What are you going to be doing for Thanksgiving this year? I'm going to my mom and dad's, the entre family are going to be there...should be fun.
I think it's only fair to warn you that Jason has finally had his computer fixed. Expect ten thousand e-mails asking you when you'll be back in Angel Grove.
Subject: I hate pumpkin pie
I HATE Thanksgiving, and not just because pumpkin pie brings me out in hives. My mom and evil stepfather will be in Paris, Dad will be in Alabama on the happy day, and Jordan is probably coming to see me.
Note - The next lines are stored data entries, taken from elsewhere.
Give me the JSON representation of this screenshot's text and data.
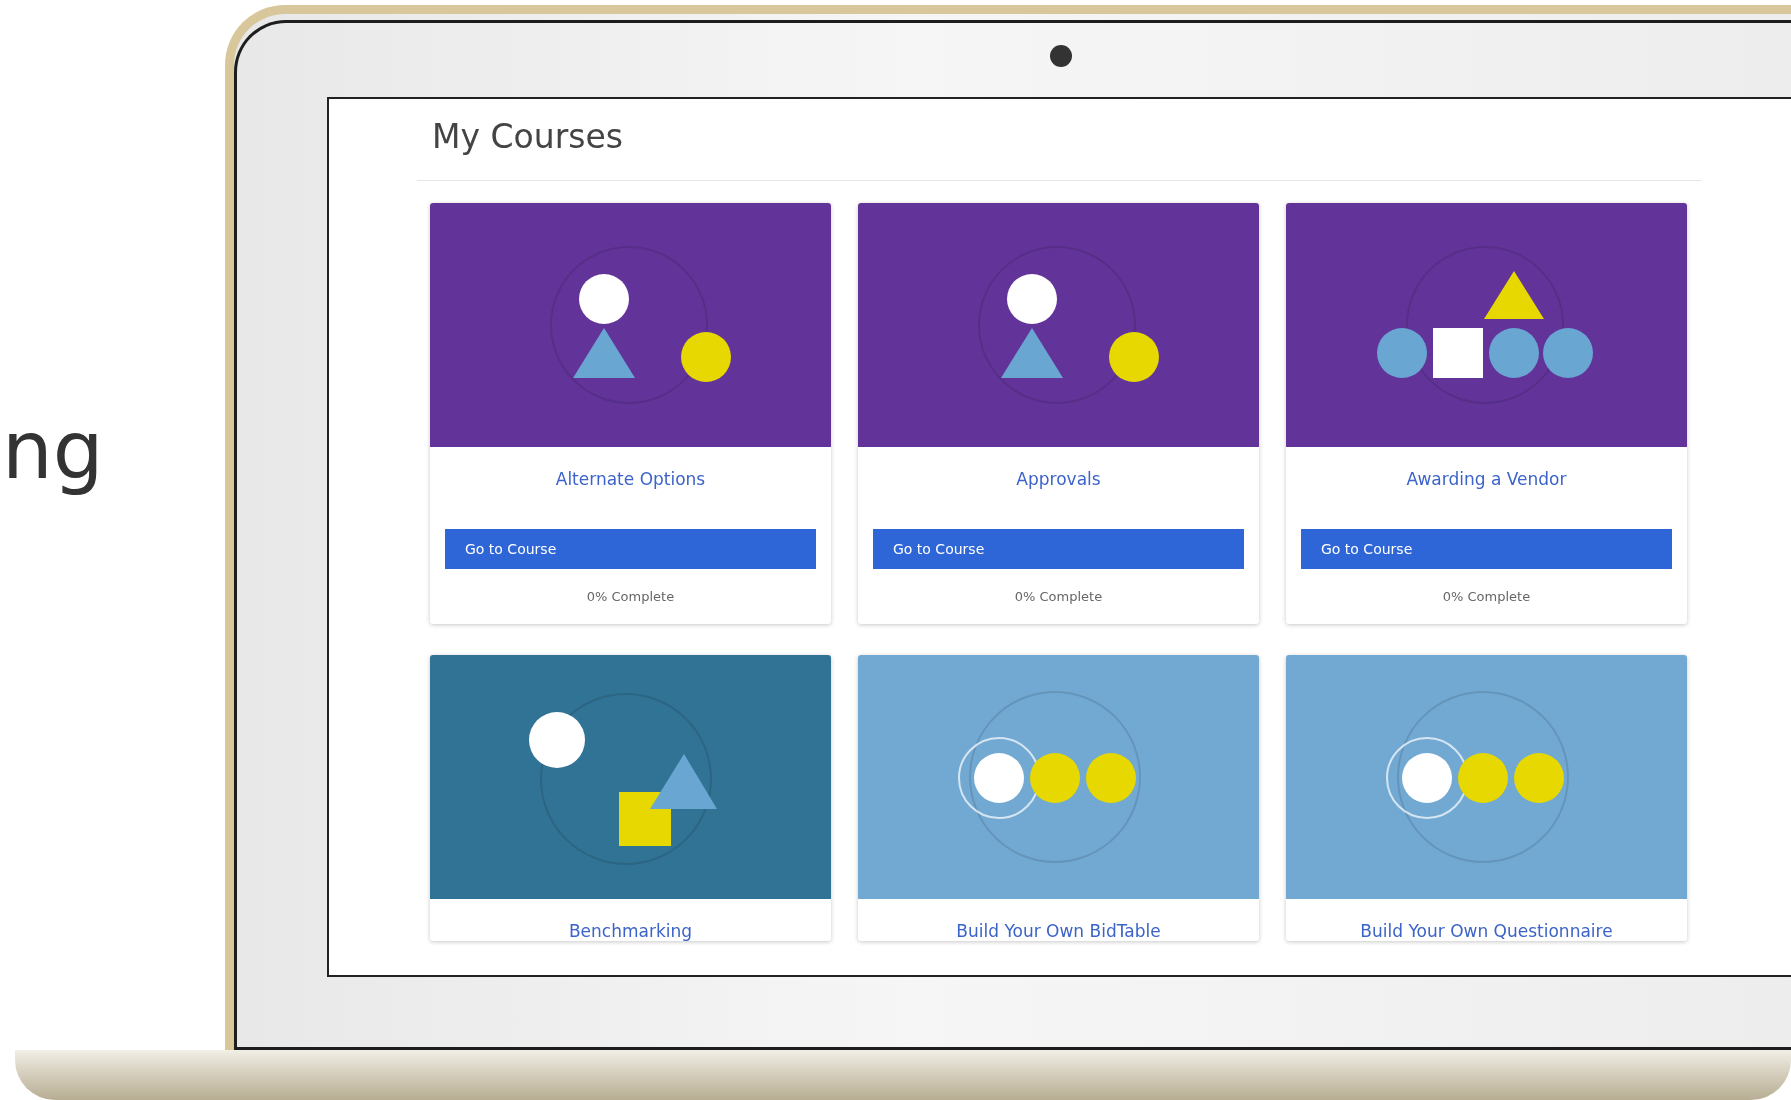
{
  "side_text": "ng",
  "page": {
    "title": "My Courses"
  },
  "courses": [
    {
      "title": "Alternate Options",
      "kind": "figure",
      "color": "#62349a",
      "button": "Go to Course",
      "progress": "0% Complete"
    },
    {
      "title": "Approvals",
      "kind": "figure",
      "color": "#62349a",
      "button": "Go to Course",
      "progress": "0% Complete"
    },
    {
      "title": "Awarding a Vendor",
      "kind": "row",
      "color": "#62349a",
      "button": "Go to Course",
      "progress": "0% Complete"
    },
    {
      "title": "Benchmarking",
      "kind": "stack",
      "color": "#317395"
    },
    {
      "title": "Build Your Own BidTable",
      "kind": "dots",
      "color": "#72a9d3"
    },
    {
      "title": "Build Your Own Questionnaire",
      "kind": "dots",
      "color": "#72a9d3"
    }
  ]
}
Ben and Jane are going to Portland to visit their long-estranged male parental unit, so this could mean I get more than ten minutes on the computer at a time. Maybe I'll get a hotmail account or something, everyone else seems to have that messenger service, whereas I got mine cos I liked the name. I'll change it soon...if I can be bothered.
Oh, I never told you this, but the reason I am replying to your e-mail after four days is because I got a new job as a shop assistant. Who'd have thought it, Cinderella like gymnast child works at local discount store once the clock strikes midnight.
I always knew it was too good to last.
Subject: Cinderella gymnast child?
Okay, you're bitter about something. TALK to me, I told you I was here.
Haven't seen David to talk to him.
Get a new email address so we can have conversations.
No more news or time left, speak to you soon.
Subject: My medicine is BITTER!!
I will talk, just...give me time. When I get a new address we'll have little typing conversations I can imagine, and then I might feel compelled to share my sob story. And don't listen to Jason when he calls me melodramatic. I know what I mean. At least I hope I do.
Got to go to demeaning job now...wish me luck.